I love salsa. I love combining sweet and spicy, crunchy and smooth, tangy and zesty. Food to me is textures and combinations and flavours and seasonal. And this, my friends, is the season to salsa!
Chargrilled Salsa
(makes enough to feed many hungry people, and can/ preserve some too!)
This thing with this recipe, and pretty much all my recipes, is you can use what you have and adjust it to suit yourself. There is no strict measurements needed, just follow your tastebuds.
Ingredients
- 8 to 10 capsicums (any colour)
- 4 to 5 cups of diced tomatoes (about 8 to 10 tomatoes)
- 2 chillies (to suit... lots, none, habaneros, mild ones, whatever)
- 1 to 2 red onions (I like one cooked/ caramelised, and one kept raw for the crunch/ zing factor)
- 1 large handful of coriander
- 2 limes, juiced
- 4 garlic cloves (again, depending on your tastes, but I love garlic)
- generous splash of oil (macadamia oil, maybe coconut oil)
- optional 1 tablespoon of a less refined brown sugar (like rapadura, panela)
- lots of freshly ground salt, and pepper too, if you like
- Peel one onion, then cut it in half. Place in a large heat proof bowl.
- Cut your capsicums into slices, removing the seeds/ inner as you go. Try to cut the slices, so each piece has a fairly flat surface. Place in the bowl with the onions.

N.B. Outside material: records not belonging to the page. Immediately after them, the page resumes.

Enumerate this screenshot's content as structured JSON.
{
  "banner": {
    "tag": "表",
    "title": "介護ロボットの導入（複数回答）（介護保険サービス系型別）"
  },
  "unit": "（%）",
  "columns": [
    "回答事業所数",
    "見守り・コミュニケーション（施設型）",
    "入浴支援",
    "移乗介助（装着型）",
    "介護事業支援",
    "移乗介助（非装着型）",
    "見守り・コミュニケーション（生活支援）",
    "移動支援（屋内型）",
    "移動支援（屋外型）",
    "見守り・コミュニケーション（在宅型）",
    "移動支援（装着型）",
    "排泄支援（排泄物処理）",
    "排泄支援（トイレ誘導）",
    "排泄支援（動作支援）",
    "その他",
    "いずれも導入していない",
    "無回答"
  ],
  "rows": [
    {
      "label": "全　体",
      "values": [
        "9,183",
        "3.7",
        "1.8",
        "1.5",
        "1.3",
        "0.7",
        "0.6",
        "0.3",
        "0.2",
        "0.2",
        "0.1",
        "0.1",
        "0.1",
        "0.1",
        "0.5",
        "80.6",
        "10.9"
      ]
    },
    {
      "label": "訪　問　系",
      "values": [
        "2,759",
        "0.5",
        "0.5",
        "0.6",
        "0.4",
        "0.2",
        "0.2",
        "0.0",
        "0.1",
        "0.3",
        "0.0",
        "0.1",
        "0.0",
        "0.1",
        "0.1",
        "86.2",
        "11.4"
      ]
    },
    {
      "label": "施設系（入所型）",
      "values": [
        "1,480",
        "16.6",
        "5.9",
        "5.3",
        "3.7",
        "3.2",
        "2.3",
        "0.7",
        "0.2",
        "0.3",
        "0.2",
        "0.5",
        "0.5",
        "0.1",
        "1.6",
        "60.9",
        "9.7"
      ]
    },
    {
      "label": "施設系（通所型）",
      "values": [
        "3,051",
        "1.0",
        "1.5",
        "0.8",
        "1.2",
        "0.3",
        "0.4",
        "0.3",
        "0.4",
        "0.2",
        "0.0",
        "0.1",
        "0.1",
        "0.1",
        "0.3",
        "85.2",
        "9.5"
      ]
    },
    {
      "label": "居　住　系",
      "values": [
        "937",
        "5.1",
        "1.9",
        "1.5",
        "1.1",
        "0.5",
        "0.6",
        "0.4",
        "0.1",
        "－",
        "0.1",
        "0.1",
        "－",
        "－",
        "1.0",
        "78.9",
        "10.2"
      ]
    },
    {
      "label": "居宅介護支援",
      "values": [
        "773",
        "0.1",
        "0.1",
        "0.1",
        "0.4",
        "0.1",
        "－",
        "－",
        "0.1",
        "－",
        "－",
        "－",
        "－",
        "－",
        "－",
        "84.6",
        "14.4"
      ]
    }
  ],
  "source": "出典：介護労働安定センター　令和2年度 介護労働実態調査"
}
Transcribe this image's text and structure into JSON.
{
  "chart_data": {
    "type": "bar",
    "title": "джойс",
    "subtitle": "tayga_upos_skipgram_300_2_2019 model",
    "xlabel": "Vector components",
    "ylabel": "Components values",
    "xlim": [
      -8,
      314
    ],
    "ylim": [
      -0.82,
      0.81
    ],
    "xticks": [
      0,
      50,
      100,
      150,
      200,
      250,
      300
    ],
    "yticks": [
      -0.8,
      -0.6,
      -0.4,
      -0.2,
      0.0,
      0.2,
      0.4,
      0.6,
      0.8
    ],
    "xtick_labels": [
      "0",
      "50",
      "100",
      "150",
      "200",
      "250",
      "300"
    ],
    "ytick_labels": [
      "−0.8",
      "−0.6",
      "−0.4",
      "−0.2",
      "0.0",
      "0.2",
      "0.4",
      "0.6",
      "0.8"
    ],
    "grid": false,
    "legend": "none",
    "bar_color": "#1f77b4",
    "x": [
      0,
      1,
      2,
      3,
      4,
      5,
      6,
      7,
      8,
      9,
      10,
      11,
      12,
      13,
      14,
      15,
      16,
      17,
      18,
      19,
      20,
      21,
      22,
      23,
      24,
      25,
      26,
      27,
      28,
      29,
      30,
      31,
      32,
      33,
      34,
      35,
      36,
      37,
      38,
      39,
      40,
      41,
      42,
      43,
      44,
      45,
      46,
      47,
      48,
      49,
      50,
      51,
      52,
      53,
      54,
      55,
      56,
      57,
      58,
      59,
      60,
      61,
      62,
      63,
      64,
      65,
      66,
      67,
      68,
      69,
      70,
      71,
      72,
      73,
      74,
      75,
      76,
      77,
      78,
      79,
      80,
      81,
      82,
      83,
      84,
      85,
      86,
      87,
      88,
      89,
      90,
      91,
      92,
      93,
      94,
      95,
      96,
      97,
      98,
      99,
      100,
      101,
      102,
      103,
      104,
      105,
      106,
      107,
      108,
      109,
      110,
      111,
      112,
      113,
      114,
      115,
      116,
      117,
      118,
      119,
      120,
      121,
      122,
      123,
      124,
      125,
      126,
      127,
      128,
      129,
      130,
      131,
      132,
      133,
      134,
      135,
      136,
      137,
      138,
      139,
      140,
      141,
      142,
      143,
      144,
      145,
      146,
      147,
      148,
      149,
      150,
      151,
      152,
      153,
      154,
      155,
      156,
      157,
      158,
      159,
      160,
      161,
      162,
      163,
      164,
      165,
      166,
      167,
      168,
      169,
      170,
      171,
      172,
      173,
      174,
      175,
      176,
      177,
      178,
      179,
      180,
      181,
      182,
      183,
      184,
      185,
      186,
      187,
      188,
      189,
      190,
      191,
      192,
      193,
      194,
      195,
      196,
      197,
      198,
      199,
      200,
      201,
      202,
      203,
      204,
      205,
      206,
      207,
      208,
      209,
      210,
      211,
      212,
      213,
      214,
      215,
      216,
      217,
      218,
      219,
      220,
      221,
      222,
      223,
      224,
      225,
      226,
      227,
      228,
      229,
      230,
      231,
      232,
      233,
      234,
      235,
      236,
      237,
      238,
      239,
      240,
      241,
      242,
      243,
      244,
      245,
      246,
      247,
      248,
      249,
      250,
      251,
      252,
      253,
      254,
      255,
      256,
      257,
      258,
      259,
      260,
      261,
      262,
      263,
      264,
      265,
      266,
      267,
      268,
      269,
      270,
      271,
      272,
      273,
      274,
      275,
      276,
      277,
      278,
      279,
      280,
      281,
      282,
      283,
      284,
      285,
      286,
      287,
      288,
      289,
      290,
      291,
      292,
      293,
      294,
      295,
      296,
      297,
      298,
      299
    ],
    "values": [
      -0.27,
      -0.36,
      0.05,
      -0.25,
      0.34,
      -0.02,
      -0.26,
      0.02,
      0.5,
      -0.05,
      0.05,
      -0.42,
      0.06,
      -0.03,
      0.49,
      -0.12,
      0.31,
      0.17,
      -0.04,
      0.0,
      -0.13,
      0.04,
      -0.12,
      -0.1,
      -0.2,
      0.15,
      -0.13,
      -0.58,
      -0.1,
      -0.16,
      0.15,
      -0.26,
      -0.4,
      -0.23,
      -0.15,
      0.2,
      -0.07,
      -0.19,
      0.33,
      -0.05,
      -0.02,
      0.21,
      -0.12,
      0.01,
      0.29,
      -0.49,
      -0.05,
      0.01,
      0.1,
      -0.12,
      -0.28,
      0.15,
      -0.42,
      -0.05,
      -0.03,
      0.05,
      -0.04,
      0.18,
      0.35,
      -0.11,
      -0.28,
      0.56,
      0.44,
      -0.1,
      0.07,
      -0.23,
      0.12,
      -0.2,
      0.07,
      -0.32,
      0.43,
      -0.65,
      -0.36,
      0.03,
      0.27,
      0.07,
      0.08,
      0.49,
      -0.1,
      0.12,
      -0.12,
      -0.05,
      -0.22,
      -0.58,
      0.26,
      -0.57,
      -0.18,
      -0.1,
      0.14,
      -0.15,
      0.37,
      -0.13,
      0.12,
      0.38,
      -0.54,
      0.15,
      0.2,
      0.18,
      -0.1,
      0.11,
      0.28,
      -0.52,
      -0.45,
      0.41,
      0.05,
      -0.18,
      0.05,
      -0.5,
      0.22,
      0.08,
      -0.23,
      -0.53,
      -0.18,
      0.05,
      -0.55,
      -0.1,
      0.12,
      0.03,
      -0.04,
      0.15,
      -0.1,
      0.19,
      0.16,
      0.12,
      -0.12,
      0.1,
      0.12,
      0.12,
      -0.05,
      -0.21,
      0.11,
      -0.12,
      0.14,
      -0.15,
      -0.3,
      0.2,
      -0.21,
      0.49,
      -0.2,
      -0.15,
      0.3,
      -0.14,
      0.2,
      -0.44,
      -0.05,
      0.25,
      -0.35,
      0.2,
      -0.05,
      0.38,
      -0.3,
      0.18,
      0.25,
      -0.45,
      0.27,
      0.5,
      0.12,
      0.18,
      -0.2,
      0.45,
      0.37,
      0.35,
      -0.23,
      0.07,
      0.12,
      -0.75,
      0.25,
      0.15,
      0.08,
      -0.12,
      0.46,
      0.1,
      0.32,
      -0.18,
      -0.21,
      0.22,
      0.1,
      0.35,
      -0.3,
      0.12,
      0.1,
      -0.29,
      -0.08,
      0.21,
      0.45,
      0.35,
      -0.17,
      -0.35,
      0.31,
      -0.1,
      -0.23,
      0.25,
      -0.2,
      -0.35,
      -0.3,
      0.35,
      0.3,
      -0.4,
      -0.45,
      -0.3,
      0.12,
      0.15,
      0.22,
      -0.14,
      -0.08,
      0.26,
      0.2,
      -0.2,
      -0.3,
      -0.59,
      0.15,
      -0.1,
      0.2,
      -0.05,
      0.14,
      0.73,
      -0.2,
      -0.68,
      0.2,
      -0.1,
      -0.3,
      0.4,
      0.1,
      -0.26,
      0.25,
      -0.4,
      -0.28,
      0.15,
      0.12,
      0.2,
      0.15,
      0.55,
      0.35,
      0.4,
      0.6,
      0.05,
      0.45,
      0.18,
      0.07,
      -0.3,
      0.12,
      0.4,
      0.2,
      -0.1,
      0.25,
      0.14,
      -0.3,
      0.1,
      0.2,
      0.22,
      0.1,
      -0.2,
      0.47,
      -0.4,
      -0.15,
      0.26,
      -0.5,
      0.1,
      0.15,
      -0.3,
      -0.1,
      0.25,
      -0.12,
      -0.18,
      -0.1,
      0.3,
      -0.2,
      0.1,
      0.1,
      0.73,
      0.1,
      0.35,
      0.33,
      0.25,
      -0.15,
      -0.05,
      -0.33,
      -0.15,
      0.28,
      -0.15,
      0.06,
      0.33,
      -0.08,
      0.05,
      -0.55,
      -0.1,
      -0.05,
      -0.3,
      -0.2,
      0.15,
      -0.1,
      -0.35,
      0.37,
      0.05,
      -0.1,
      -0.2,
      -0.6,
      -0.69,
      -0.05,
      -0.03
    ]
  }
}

- Very carefully (or wearing rubber gloves), slice the chillies in half, and remove the seeds and membranes (unless you really like your salsa mouth-burningly hot). Put the chillies into the bowl too.
- Drizzle a bit of oil all over the onion, chillies and capsicums, toss it around a bit.
- Note: if you want to chargrill the tomatoes, you can do that too, but I like when they retain a fleshy, firmness, so I keep them raw.
- OK, now to the fun part. Burn those suckers! On a hot BBQ, grill or in your oven, char the onions, capsicums and chillies, until the onion is caramelised and softened, and the chillies and capsicum skins are literally all blackened and burnt. You can turn the capsicums over, but don't let the inside flesh get too burnt, it is the skin you want to get very burnt. The more blackened it is, the easier it is to get off. You want the capsicum and chillies flesh to be soft and sweet, but as they are 'sweating' (next part) they will continue to soften up. Be careful when chargrilling, as sometimes the oil pools in the scoops of a capsicum slice, and tries to catch itself on fire! You need those eyebrows.
- Once they are done, put the capsicum and chillies into the big bowl, and cover with a plate or bowl, which causes the pieces to 'sweat' and the skins loosen up. Allow them to cool enough to handle them.
- In the mean time, start chopping, baby. Finely dice your raw onion, and your caramelised onion. Finely chop your coriander. Crush or finely dice your garlic cloves. Juice the limes. Chop the tomatoes into small pieces. Put it all into a large bowl, including the juice off the tomatoes.
- Now, if your capsicum and chillies are cool enough to handle, you should be easily able to slide the burnt skins off. Discard those, and put the soft flesh onto a chopping board. Dice all the pieces of skin-free capsicum, and the chillies... being careful when handling the chillies (again, be sensible and wear gloves, or be like me, and try to do the 'no touch' technique!!)
- Add the diced capsicums and chillies to the bowl with the other ingredients, and the juices/ oil from the capsicums and chilli too. If it has a little charredness to it, that's OK, in fact, that is GOOD!
- Now, stir it all up, and have a taste. Does it need a little sugar to bring out the flavours? Does it need a bit more garlic? What about salt? I like salt, I think it really adds to the flavour, so go on, and grind some sea salt or rock salt in. Taste again. Maybe you like some freshly ground black pepper, or some ground cumin or coriander in yours? Follow those tastebuds... they won't lie to you, I swear!
- OK, you can do all sorts of things with this salsa. Eat it straight out of the big bowl with a spoon would be a good way, but even better is served with Chilli Con Queso, corn chips, and carrot sticks! You can put it on fritters, in tacos, in a tortilla stack, with any BBQd meat. You can probably freeze any leftover or excess, but I have a pressure canner, so I canned some too. (Although it has acidic tomatoes and lime juice, I feel it has too many other low acid ingredients to be safely boiling-water bathed). You can also Lacto-ferment Salsa, and it is amazing (check this recipe for accurate measurements needed)!